Delegates at the synod (meeting) of the Huron diocese held recently in London voted on a motion related to same-sex marriages. Although the motion passed, gay couples shouldn’t start making wedding plans in Anglican churches yet.
Father Bill Ward, priest at St. John’s Anglican in Tillsonburg, who was in attendance at the synod, said the vote did not result in the go-ahead for Anglican priests to perform same-sex marriages. He said the motion that passed was “This synod requests the bishop grant permission to clergy whose conscience permits to bless the duly solemnized and registered civil marriages between same-sex couples where at least one of the parties is baptized and that the bishop authorize an appropriate right and make regulations for its use in supportive parishes.”
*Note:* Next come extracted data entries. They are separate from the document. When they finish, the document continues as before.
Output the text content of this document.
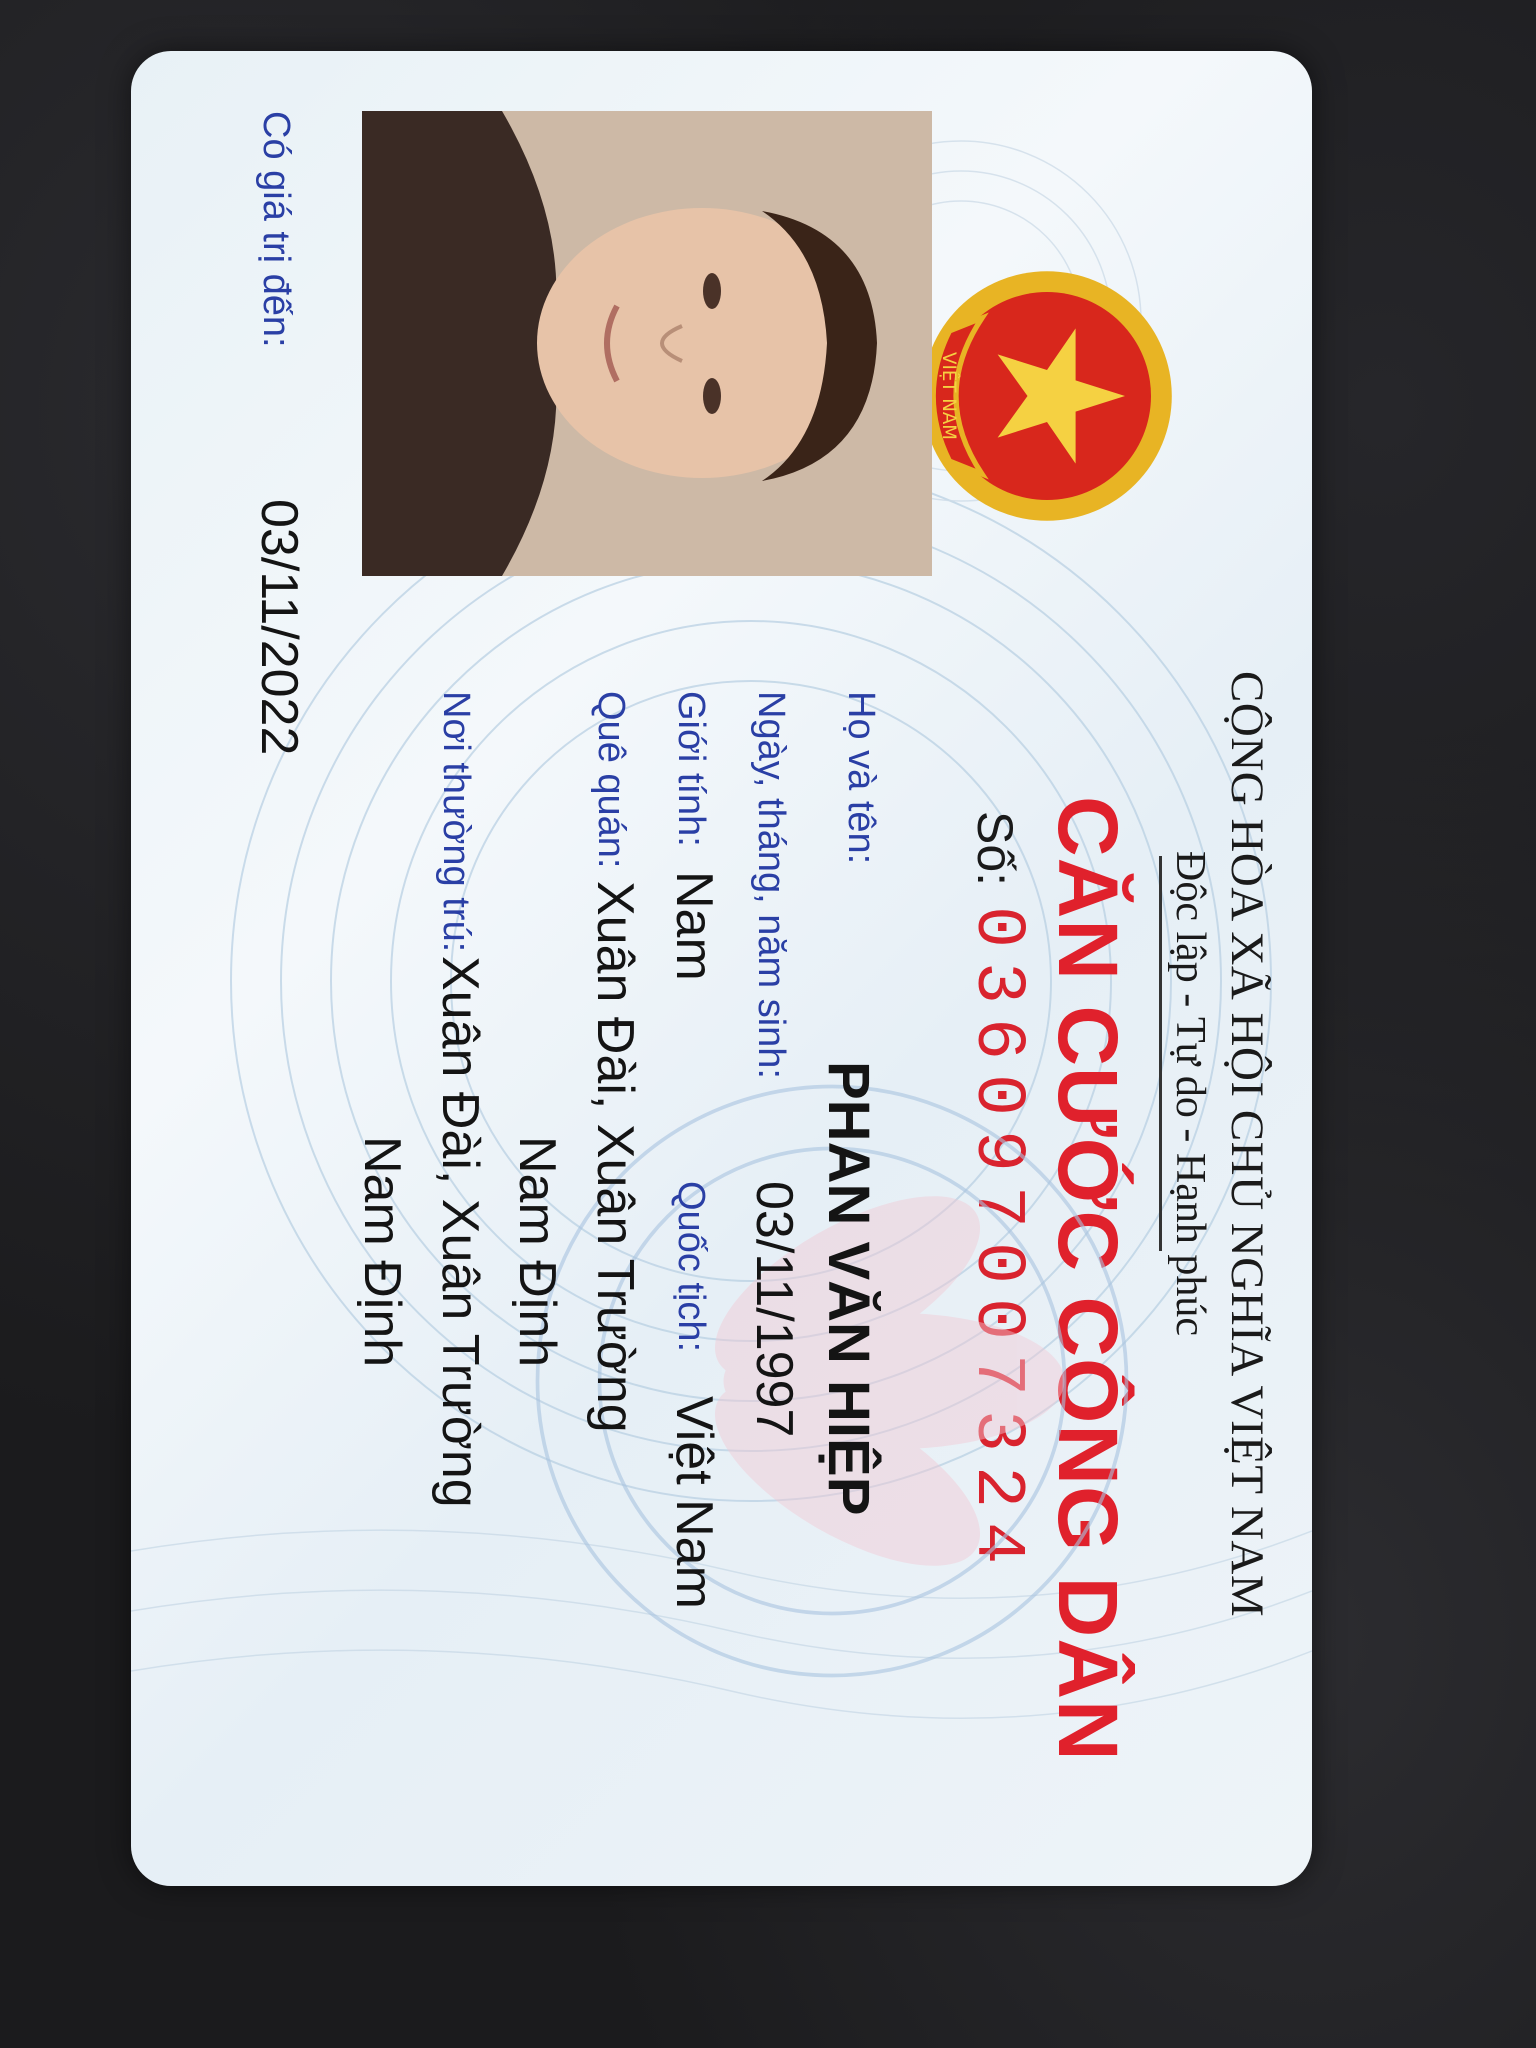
CỘNG HÒA XÃ HỘI CHỦ NGHĨA VIỆT NAM
Độc lập - Tự do - Hạnh phúc
CĂN CƯỚC CÔNG DÂN
Số:
036097007324
VIỆT NAM
Họ và tên:
PHAN VĂN HIỆP
Ngày, tháng, năm sinh:
03/11/1997
Giới tính:
Nam
Quốc tịch:
Việt Nam
Quê quán:
Xuân Đài, Xuân Trường
Nam Định
Nơi thường trú:
Xuân Đài, Xuân Trường
Nam Định
Có giá trị đến:
03/11/2022
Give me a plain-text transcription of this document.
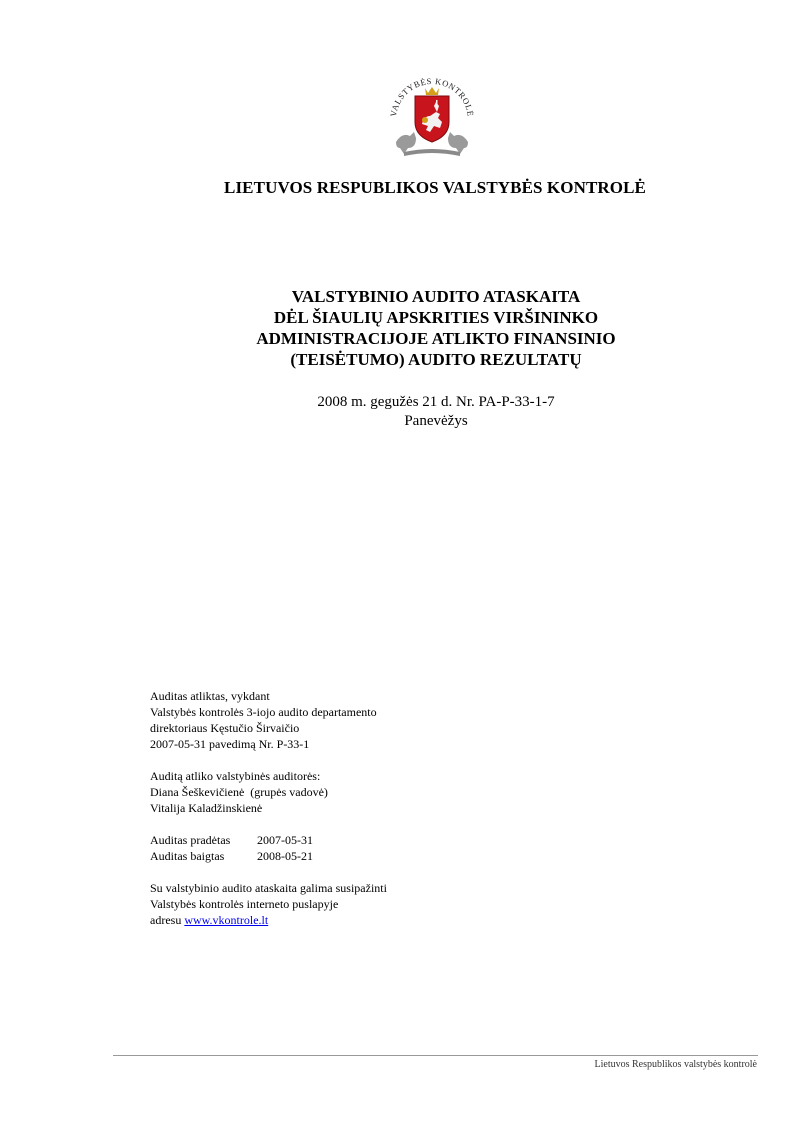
ALSTYBĖS KONTROL
LIETUVOS RESPUBLIKOS VALSTYBĖS KONTROLĖ
VALSTYBINIO AUDITO ATASKAITA
DĖL ŠIAULIŲ APSKRITIES VIRŠININKO
ADMINISTRACIJOJE ATLIKTO FINANSINIO
(TEISĖTUMO) AUDITO REZULTATŲ
2008 m. gegužės 21 d. Nr. PA-P-33-1-7
Panevėžys

Auditas atliktas, vykdant

Valstybės kontrolės 3-iojo audito departamento

direktoriaus Kęstučio Širvaičio

2007-05-31 pavedimą Nr. P-33-1

Auditą atliko valstybinės auditorės:

Diana Šeškevičienė  (grupės vadovė)

Vitalija Kaladžinskienė

Auditas pradėtas 2007-05-31

Auditas baigtas	2008-05-21

Su valstybinio audito ataskaita galima susipažinti

Valstybės kontrolės interneto puslapyje

adresu www.vkontrole.lt

Lietuvos Respublikos valstybės kontrolė
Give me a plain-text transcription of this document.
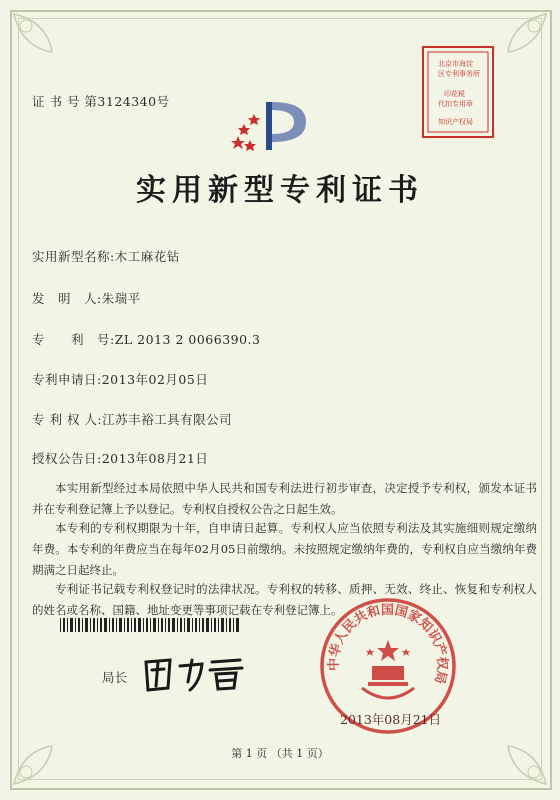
证 书 号 第3124340号
北京市海淀
区专利事务所
印花税
代扣专用章
知识产权局
实用新型专利证书
实用新型名称:木工麻花钻
发　明　人:朱瑞平
专　　利　号:ZL 2013 2 0066390.3
专利申请日:2013年02月05日
专 利 权 人:江苏丰裕工具有限公司
授权公告日:2013年08月21日

本实用新型经过本局依照中华人民共和国专利法进行初步审查，决定授予专利权，颁发本证书并在专利登记簿上予以登记。专利权自授权公告之日起生效。

本专利的专利权期限为十年，自申请日起算。专利权人应当依照专利法及其实施细则规定缴纳年费。本专利的年费应当在每年02月05日前缴纳。未按照规定缴纳年费的，专利权自应当缴纳年费期满之日起终止。

专利证书记载专利权登记时的法律状况。专利权的转移、质押、无效、终止、恢复和专利权人的姓名或名称、国籍、地址变更等事项记载在专利登记簿上。

局长
中华人民共和国国家知识产权局
2013年08月21日
第 1 页 （共 1 页）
Ward said one of the questions remaining is if St. John’s congregation is supportive of such a motion. He said the bishop would put a process in place to determine if parishes support same-sex unions, but he is unlikely to make a decision until fall.
Forget about what 85% or more of the Anglican Communion might think of your actions.
Read …”after Lambeth”
Another coward without a Cross.
Intercessor
I was at this Synod, and was one of the 23% of the clergy who voted against this motion. I think those of us who stood to be counted felt that this was a watershed moment in our life as a diocese, and that we who were against same-sex blessings would from now on be seen as “them” by our colleagues who voted for the motion. This division was already playing out on the synod floor on the following Tuesday, when one senior cleric who voted for the motion said that he couldn’t support the motion about evangelism because he didn’t agree with the underlying theology of the priest moving the motion, who voted against same-sex blessings the previous day. The most depressing thing about this Synod for me was that the evangelism motion, calling on all parishes to report annually on their efforts to take the gospel to the communities around them, triggered much debate around fears that the motion was a challenge to other faith groups and religions, since the mover stated that he wanted “all people brought into the family of Christ”. The motion passed, but by the slimmest of margins. I thought that an apt headline for Huron’s synod would be “Small majority of Huron votes in favour of the gospel” rather than “Large majority of Huron votes in favour of same sex blessings”. It was with some sense of irony that I noticed the first hymn at a Huron ordination service the following week included the verse “Let every tongue confess with one accord / in heaven and earth that Jesus Christ is Lord; / and God the Father be by all adored: / alleluia, alluelua!”. Apparently in Huron it’s one thing to singthe name by which every knee shall bow, but its quite another to take this name into the world because we’re kinda embarrassed about the claims of our Lord and King.
MP, so much for the greatness of that old, seemingly forgotten commission. Let us pray that the blind receive sight, the deaf hear, and the lame walk.
A question: in the discussions on same-sex marraige at the Synod, was this vote viewed strictly as a local or national matter or was there a sense of how it may effect the greater communion?
BlueOntario – I don’t remember very much said about the national or international consequences of Huron Synod’s vote. Mostly the debate centered around whether homosexuality was a sin or not, and apparently 77% of Huron laity and clergy think it isn’t. As one senior cleric said, Jesus came into the world to bless, and therefore blessing same-sex unions is apparently Christ-like.
MP
The evangelism motion Mad Padre refers to in #2 reads as follows: “Whereas the local faith community is the primary means through which the good new of God in Christ is proclaimed, be it resolved that this synod directs every congregation to develop strategies to reach out with the gospel to people who are not yet members of Christ’s family, such strategies to be reported annually at a deanery council meeting.” It was amended on the floor so that the section that read ‘to reach out with the gospel to people who are not yet members of Christ’s family’ was left out. But since the amended motion passed we are at least mandated to talk about evangelism strategies at deanery councils.